The Canterbury Puzzles, and Other Curious Problems - Henry Ernest Dudeney

[33].—Tilting at the Ring.

"By my halidame!" exclaimed Sir Hugh, "if some of yon varlets had been put in chains, which for their sins they do truly deserve, then would they well know, mayhap, that the length of any chain having like rings is equal to the inner width of a ring multiplied by the number of rings and added to twice the thickness of the iron whereof it is made. It may be shown that the inner width of the rings used in the tilting was one inch and two-thirds thereof, and the number of rings Stephen Malet did win was three, and those that fell to Henry de Gournay would be nine."

The knight was quite correct, for 1-2/3 in. × 3 + 1 in. = 6 in., and 1-2/3 in. x 9 + 1 in. = 16 in. Thus De Gournay beat Malet by six rings. The drawing showing the rings may assist the reader in verifying the answer and help him to see why the inner width of a link multiplied by the number of links and added to twice the thickness of the iron gives the exact length.

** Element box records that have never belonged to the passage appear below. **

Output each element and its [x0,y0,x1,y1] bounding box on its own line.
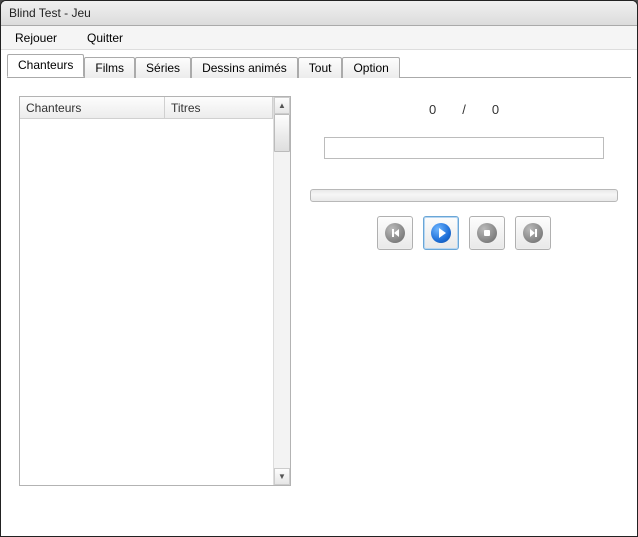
scroll-thumb[interactable] [274,114,290,152]
window-title: Blind Test - Jeu [9,6,91,20]
list-column-chanteurs: Chanteurs [20,97,165,485]
tab-chanteurs[interactable]: Chanteurs [7,54,84,77]
score-separator: / [462,102,466,117]
prev-icon [385,223,405,243]
menu-replay[interactable]: Rejouer [7,28,65,48]
tab-films[interactable]: Films [84,57,135,78]
score-total: 0 [492,102,499,117]
menu-quit[interactable]: Quitter [79,28,131,48]
media-controls [377,216,551,250]
menubar: Rejouer Quitter [1,26,637,50]
app-window: Blind Test - Jeu Rejouer Quitter Chanteu… [0,0,638,537]
prev-button[interactable] [377,216,413,250]
column-header-titres[interactable]: Titres [165,97,273,119]
list-scrollbar[interactable]: ▲ ▼ [273,97,290,485]
player-pane: 0 / 0 [309,96,619,518]
scroll-down-button[interactable]: ▼ [274,468,290,485]
tab-panel-chanteurs: Chanteurs Titres ▲ ▼ 0 / 0 [7,77,631,530]
tabstrip: Chanteurs Films Séries Dessins animés To… [1,50,637,77]
score-display: 0 / 0 [429,102,499,117]
scroll-track[interactable] [274,114,290,468]
stop-icon [477,223,497,243]
next-button[interactable] [515,216,551,250]
list-column-titres: Titres [165,97,273,485]
next-icon [523,223,543,243]
song-list[interactable]: Chanteurs Titres ▲ ▼ [19,96,291,486]
titlebar[interactable]: Blind Test - Jeu [1,1,637,26]
score-current: 0 [429,102,436,117]
play-button[interactable] [423,216,459,250]
tab-option[interactable]: Option [342,57,399,78]
tab-series[interactable]: Séries [135,57,191,78]
tab-tout[interactable]: Tout [298,57,343,78]
column-header-chanteurs[interactable]: Chanteurs [20,97,165,119]
play-icon [431,223,451,243]
stop-button[interactable] [469,216,505,250]
answer-input[interactable] [324,137,604,159]
playback-progress[interactable] [310,189,618,202]
scroll-up-button[interactable]: ▲ [274,97,290,114]
tab-dessins-animes[interactable]: Dessins animés [191,57,298,78]
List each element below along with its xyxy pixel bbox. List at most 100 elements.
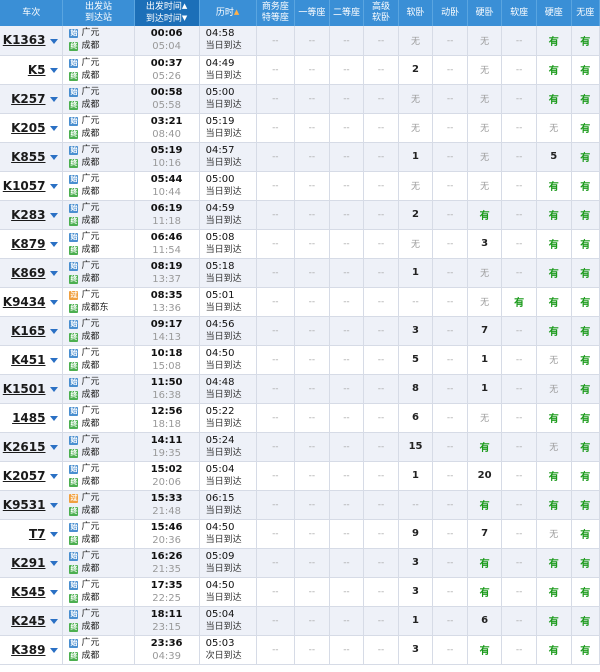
train-number-link[interactable]: K165 bbox=[11, 324, 45, 338]
seat-cell: -- bbox=[501, 84, 537, 114]
seat-cell: 有 bbox=[571, 258, 600, 288]
train-number-link[interactable]: K291 bbox=[11, 556, 45, 570]
train-number-link[interactable]: K5 bbox=[28, 63, 46, 77]
train-number-link[interactable]: K2057 bbox=[3, 469, 46, 483]
col-duration[interactable]: 历时▲ bbox=[199, 0, 257, 26]
seat-availability: 6 bbox=[481, 615, 489, 626]
seat-availability: -- bbox=[308, 239, 316, 249]
times-cell: 00:37 05:26 bbox=[134, 55, 200, 85]
expand-stops-icon[interactable] bbox=[50, 68, 59, 73]
seat-cell: -- bbox=[501, 374, 537, 404]
seat-availability: 无 bbox=[480, 414, 490, 424]
expand-stops-icon[interactable] bbox=[50, 590, 59, 595]
seat-cell: 1 bbox=[398, 606, 434, 636]
expand-stops-icon[interactable] bbox=[50, 300, 59, 305]
train-number-link[interactable]: K205 bbox=[11, 121, 45, 135]
times-cell: 23:36 04:39 bbox=[134, 635, 200, 665]
expand-stops-icon[interactable] bbox=[50, 213, 59, 218]
train-number-link[interactable]: K869 bbox=[11, 266, 45, 280]
seat-availability: 7 bbox=[481, 325, 489, 336]
seat-cell: 无 bbox=[536, 345, 572, 375]
duration-value: 05:03 bbox=[205, 637, 235, 649]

It will be noticed that every link put on the chain loses a length equal to twice the thickness of the iron.

[34].—The Noble Demoiselle.

"Some here have asked me," continued Sir Hugh, "how they may find the cell in the Dungeon of the Death's-head wherein the noble maiden was cast. Beshrew me! but 'tis easy withal when you do but know how to do it. In attempting to pass through every door once, and never more, you must take heed that every cell hath two doors or four, which be even numbers, except two cells, which have but three. Now, certes, you cannot go in and out of any place, passing through all the doors once and no more, if the number of doors be an odd number. But as there be but two such odd cells, yet may we, by beginning at the one and ending at the other, so make our journey in many ways with success. I pray you, albeit, to mark that only one of these odd cells lieth on the outside of the dungeon, so we must perforce start therefrom. Marry, then, my masters, the noble demoiselle must needs have been wasting in the other."

The drawing will make this quite clear to the reader. The two "odd cells" are indicated by the stars, and one of the many routes that will solve the puzzle is shown by the dotted line. It is perfectly certain that you must start at the lower star and end at the upper one; therefore the cell with the star situated over the left eye must be the one sought.